一枚闲章几本闲书

 一枚闲章几本闲书

  谷林《书简三叠》后附了一些印章,若出一点闲情,就是以后“蹄书”,顺便也铃印一枚,以示郑重。“蹄书”,也不是错字,以前我叫“扉页屐痕”,或者“扉页题记”,今来觉得“蹄”有味。书有万里征途,任我策划马扬鞭,而纸上,自然有一溜蹄痕。

  但柜中的闲章都大了点,只好动手刻枚新的。朱文小印,文曰“左庄”,杜甫有诗《夜宴左氏庄》,“暗水绕花径,春星带草堂,捡书烧烛短,看剑引杯长”。左氏看走了眼,近于左民。以“左庄”名自己今后的书房,工部诗意倒有几分书房气象。另有一层意思,便是“左传庄子”之意,皆好书也。当然,还有一点想法,就是这二个字简单,多了也刻不成。总之,庄是有的,在虚拟中,印也是有的,盖在扉页上。很久没刻印了,再动手,才知老来眼花无赖。突然想到某公说退休后去搞搞篆刻,现在他退了多年,不知动刀否?

  印是刻出来了,顺手就拿几本书是盖。当然,前面免不了有几句话要说,也就是说,好天地要让我先蹓蹓马,然后才会系缰于此。闲章配闲书,总是闲闲最妙。

  “有书会读有闲能读,是上上品的福气,能与二三好友谈书品书又上上,能将此写出印出又上上。见谷林书尾印谱,不禁技痒。为我新书斋名‘左庄’,即左民山人的村庄意,杜诗有《夜宴左氏庄》,说此,以及其它。”《书简三叠》谷林著,止庵编。山东画报出版社,2005年9月1版印。这本书确实不错,有一种境界。评价基本可取,但略有拔高。比如说“这是中国最后的信”,就不太靠谱。这本书还有点特别,就是看到沈胜衣君,倍感亲切。

  “人家有藏书票,我有蹄书之雅好,扉页上走马,正文中策马纵缰,得意春风,不必系马桩。昔时题记均不算,新来厌,儒家经典,养了百代公务员。治印一方,曰‘左庄’,印铃于此,与内文,不相干。”《我的藏书票之旅》,吴兴文,三联书店,2001年8月1版1印。以前从未见过藏书票,也不知有什么讲究。这本书特意赠送一枚藏书票,看来也是很有意思的。以前想把我在扉页上的“蹄痕”弄得高雅点,比如用宣纸印出朱丝栏,认真写几行字,加盖一二枚闲章,但又觉得太郑重了。把读书弄得太郑重也是不好的。现在这样最妙,乱写几行字,加一朱文小印,远看还有点书法作品的样子。

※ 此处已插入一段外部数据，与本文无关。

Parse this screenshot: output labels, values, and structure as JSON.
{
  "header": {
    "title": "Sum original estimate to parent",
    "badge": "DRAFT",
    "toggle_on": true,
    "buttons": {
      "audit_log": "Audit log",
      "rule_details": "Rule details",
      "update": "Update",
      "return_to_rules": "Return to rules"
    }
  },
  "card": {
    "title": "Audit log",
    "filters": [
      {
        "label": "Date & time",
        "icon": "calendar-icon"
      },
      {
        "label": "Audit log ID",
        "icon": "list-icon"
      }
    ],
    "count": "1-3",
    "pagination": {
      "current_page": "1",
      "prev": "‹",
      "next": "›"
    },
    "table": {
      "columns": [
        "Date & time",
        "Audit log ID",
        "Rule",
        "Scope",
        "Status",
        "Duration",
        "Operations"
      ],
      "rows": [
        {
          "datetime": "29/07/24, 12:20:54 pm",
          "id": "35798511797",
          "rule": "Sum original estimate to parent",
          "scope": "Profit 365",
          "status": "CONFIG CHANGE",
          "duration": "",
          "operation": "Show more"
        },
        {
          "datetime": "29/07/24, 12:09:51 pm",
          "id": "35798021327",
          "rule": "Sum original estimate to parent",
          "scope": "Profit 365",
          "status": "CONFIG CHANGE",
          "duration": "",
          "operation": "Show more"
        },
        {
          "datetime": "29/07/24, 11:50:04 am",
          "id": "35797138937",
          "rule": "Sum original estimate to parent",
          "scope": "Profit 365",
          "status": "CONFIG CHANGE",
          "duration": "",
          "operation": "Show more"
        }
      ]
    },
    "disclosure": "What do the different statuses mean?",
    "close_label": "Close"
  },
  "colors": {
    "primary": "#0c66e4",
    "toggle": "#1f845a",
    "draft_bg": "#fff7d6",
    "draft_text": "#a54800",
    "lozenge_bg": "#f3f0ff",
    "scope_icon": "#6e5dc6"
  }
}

  这里写了近来不喜儒家典籍,是有缘故的。春秋战国,百家争鸣,诸子都有自己的基本定位,自己的服务对象。那么,儒家谈的是什么?修身齐家治国平天下,严格说来,只是一部公务员教材,对别的行业,是没有太多指导意义的。但中国有漫长的官本位历史,长官意志,官员的价值取向,决定了人们的基本取向,因此,凡夫俗子也敬孔孟。不客气地说一句,敬是可以的,学就不必了,我又不想当官。另外,儒学的指导层面,也只在公务员层次,不是帝王学,不是君主论,要相信它能治国平天下,恐怕危险。我对那些学术另有取向。《老子》,我认为它是帝王之学,庄子,它是帝王学的平民版。以后还会说说的。

  “宗江先生的书是第一看到,卖艺黄家的故事,则久有所闻。以平和心态看伶人,却又被伶人笑我,谁辱谁,天知否?世纪跨过,往事怎堪说。老来心境,又几番羡沙鸥。只算是明了人间文章拟乱写,只需三五好友看过,不是卖艺人,掌声且留散场后。”《剧人集》,黄宗江著,上海人民出版社1999后11月1版1印。这本书做得非常考究,形式新颖,内文也些意思,尤其是把它看作一本纪念文集的话。关于伶人的故事,是这个时代有趣的话题,不想多说,只希望明星们多自重。这话与黄先生无关,借他的书(我买了,到底是他的还是我的?)写点想法。也是乱写,乱写自有一种情绪,近来颇推崇这个。